Depuis 2011, les sommes sont en hausse continue: 76 millions en 2012 et 62 millions en 2011. Mais à titre de comparaison, ces montants restent très faibles par rapport aux 30 milliards d'euros d'allocations chômage versées en 2013 par exemple.

"On ne parle que d'une part infinitésimale du montant total des allocations-chômage versées par Pôle emploi et qu'environ la moitié est récupérée par la suite", fait remarquer Jean-Charles Steyger, délégué syndical central FSU.

"Malheureusement, l'actualité se focalise plus sur le contrôle des chômeurs, beaucoup moins sur celui des employeurs, c'est un problème", estime pour sa part Pascal Mezan, représentant CFDT au CCE de Pôle emploi.

Le document détaille, par ailleurs, les fraudes constatées en 2013: les principaux mécanismes sont les emplois non déclarés (38 millions d'euros), les emplois fictifs (16 millions) et le fait de toucher des prestations tout en résidant à l'étranger (10 millions).

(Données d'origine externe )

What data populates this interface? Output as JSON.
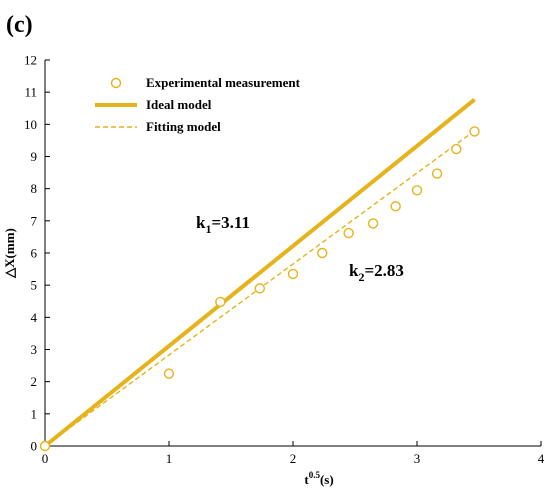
{
  "panel_label": "(c)",
  "chart_data": {
    "type": "scatter",
    "xlabel_base": "t",
    "xlabel_sup": "0.5",
    "xlabel_unit": "(s)",
    "ylabel": "△X(mm)",
    "xlim": [
      0,
      4
    ],
    "ylim": [
      0,
      12
    ],
    "x_ticks": [
      "0",
      "1",
      "2",
      "3",
      "4"
    ],
    "y_ticks": [
      "0",
      "1",
      "2",
      "3",
      "4",
      "5",
      "6",
      "7",
      "8",
      "9",
      "10",
      "11",
      "12"
    ],
    "grid": false,
    "legend_position": "top-left",
    "color": "#E5B31B",
    "series": [
      {
        "name": "Experimental measurement",
        "kind": "markers",
        "x": [
          0,
          1.0,
          1.414,
          1.732,
          2.0,
          2.236,
          2.449,
          2.646,
          2.828,
          3.0,
          3.162,
          3.317,
          3.464
        ],
        "y": [
          0,
          2.25,
          4.48,
          4.9,
          5.35,
          6.0,
          6.62,
          6.92,
          7.45,
          7.95,
          8.47,
          9.23,
          9.78
        ]
      },
      {
        "name": "Ideal model",
        "kind": "solid-line",
        "x": [
          0,
          3.464
        ],
        "y": [
          0,
          10.77
        ]
      },
      {
        "name": "Fitting model",
        "kind": "dashed-line",
        "x": [
          0,
          3.464
        ],
        "y": [
          0,
          9.8
        ]
      }
    ],
    "annotations": [
      {
        "base": "k",
        "sub": "1",
        "value": "=3.11"
      },
      {
        "base": "k",
        "sub": "2",
        "value": "=2.83"
      }
    ]
  }
}
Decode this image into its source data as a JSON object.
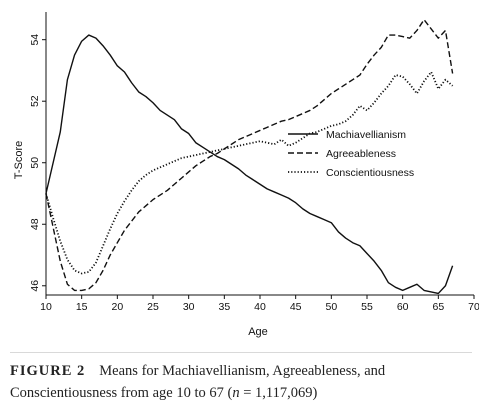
{
  "chart_data": {
    "type": "line",
    "xlabel": "Age",
    "ylabel": "T-Score",
    "xlim": [
      10,
      70
    ],
    "ylim": [
      45.7,
      54.9
    ],
    "xticks": [
      10,
      15,
      20,
      25,
      30,
      35,
      40,
      45,
      50,
      55,
      60,
      65,
      70
    ],
    "yticks": [
      46,
      48,
      50,
      52,
      54
    ],
    "grid": false,
    "legend_position": "right",
    "series": [
      {
        "name": "Machiavellianism",
        "style": "solid",
        "x": [
          10,
          11,
          12,
          13,
          14,
          15,
          16,
          17,
          18,
          19,
          20,
          21,
          22,
          23,
          24,
          25,
          26,
          27,
          28,
          29,
          30,
          31,
          32,
          33,
          34,
          35,
          36,
          37,
          38,
          39,
          40,
          41,
          42,
          43,
          44,
          45,
          46,
          47,
          48,
          49,
          50,
          51,
          52,
          53,
          54,
          55,
          56,
          57,
          58,
          59,
          60,
          61,
          62,
          63,
          64,
          65,
          66,
          67
        ],
        "values": [
          49.0,
          50.0,
          51.0,
          52.7,
          53.5,
          53.95,
          54.15,
          54.05,
          53.8,
          53.5,
          53.15,
          52.95,
          52.6,
          52.3,
          52.15,
          51.95,
          51.7,
          51.55,
          51.4,
          51.1,
          50.95,
          50.65,
          50.5,
          50.35,
          50.2,
          50.1,
          49.95,
          49.8,
          49.6,
          49.45,
          49.3,
          49.15,
          49.05,
          48.95,
          48.85,
          48.7,
          48.5,
          48.35,
          48.25,
          48.15,
          48.05,
          47.75,
          47.55,
          47.4,
          47.3,
          47.05,
          46.8,
          46.5,
          46.1,
          45.95,
          45.85,
          45.95,
          46.05,
          45.85,
          45.8,
          45.75,
          46.0,
          46.65
        ]
      },
      {
        "name": "Agreeableness",
        "style": "dashed",
        "x": [
          10,
          11,
          12,
          13,
          14,
          15,
          16,
          17,
          18,
          19,
          20,
          21,
          22,
          23,
          24,
          25,
          26,
          27,
          28,
          29,
          30,
          31,
          32,
          33,
          34,
          35,
          36,
          37,
          38,
          39,
          40,
          41,
          42,
          43,
          44,
          45,
          46,
          47,
          48,
          49,
          50,
          51,
          52,
          53,
          54,
          55,
          56,
          57,
          58,
          59,
          60,
          61,
          62,
          63,
          64,
          65,
          66,
          67
        ],
        "values": [
          49.0,
          47.9,
          46.8,
          46.05,
          45.85,
          45.85,
          45.9,
          46.1,
          46.5,
          47.0,
          47.4,
          47.8,
          48.1,
          48.4,
          48.6,
          48.8,
          48.95,
          49.1,
          49.3,
          49.5,
          49.7,
          49.9,
          50.05,
          50.2,
          50.3,
          50.45,
          50.6,
          50.75,
          50.85,
          50.95,
          51.05,
          51.15,
          51.25,
          51.35,
          51.4,
          51.5,
          51.6,
          51.7,
          51.85,
          52.05,
          52.25,
          52.4,
          52.55,
          52.7,
          52.85,
          53.2,
          53.5,
          53.75,
          54.15,
          54.15,
          54.1,
          54.05,
          54.3,
          54.65,
          54.35,
          54.05,
          54.3,
          52.9
        ]
      },
      {
        "name": "Conscientiousness",
        "style": "dotted",
        "x": [
          10,
          11,
          12,
          13,
          14,
          15,
          16,
          17,
          18,
          19,
          20,
          21,
          22,
          23,
          24,
          25,
          26,
          27,
          28,
          29,
          30,
          31,
          32,
          33,
          34,
          35,
          36,
          37,
          38,
          39,
          40,
          41,
          42,
          43,
          44,
          45,
          46,
          47,
          48,
          49,
          50,
          51,
          52,
          53,
          54,
          55,
          56,
          57,
          58,
          59,
          60,
          61,
          62,
          63,
          64,
          65,
          66,
          67
        ],
        "values": [
          49.0,
          48.2,
          47.45,
          46.85,
          46.5,
          46.4,
          46.45,
          46.75,
          47.3,
          47.85,
          48.35,
          48.75,
          49.1,
          49.4,
          49.6,
          49.75,
          49.85,
          49.95,
          50.05,
          50.15,
          50.2,
          50.25,
          50.3,
          50.35,
          50.4,
          50.45,
          50.5,
          50.55,
          50.6,
          50.65,
          50.7,
          50.65,
          50.6,
          50.75,
          50.55,
          50.65,
          50.8,
          50.95,
          51.0,
          51.1,
          51.2,
          51.25,
          51.35,
          51.55,
          51.85,
          51.7,
          51.95,
          52.25,
          52.5,
          52.85,
          52.8,
          52.55,
          52.25,
          52.65,
          52.95,
          52.4,
          52.7,
          52.5
        ]
      }
    ]
  },
  "caption": {
    "label": "FIGURE 2",
    "text_before_n": "Means for Machiavellianism, Agreeableness, and Conscientiousness from age 10 to 67 (",
    "n_symbol": "n",
    "text_after_n": " = 1,117,069)"
  }
}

Le datamining pour mieux cibler les sources de fraudes

Dans la note, Pôle emploi énonce ses "orientations en matière de fraudes pour 2015". Le service public de l'emploi compte ainsi "privilégier" les affaires qui permettent "de détecter les montants subis, évités ou déjoués les plus élevés". Pour ce faire, "Pôle emploi travaille à la mise au point d'un modèle de 'datamining' appliqué aux fraudes", selon le document. Cela consiste à analyser le gros volume de données que l'opérateur compile sur chaque demandeur d'emploi, afin d'identifier les dossiers "les plus à risque". "Une analyse de la plus-value de ce dispositif sera effectuée début 2015", selon le document.

Une stratégie que déploie aussi Bercy afin de mieux repérer la fraude fiscale des particuliers comme des entreprises.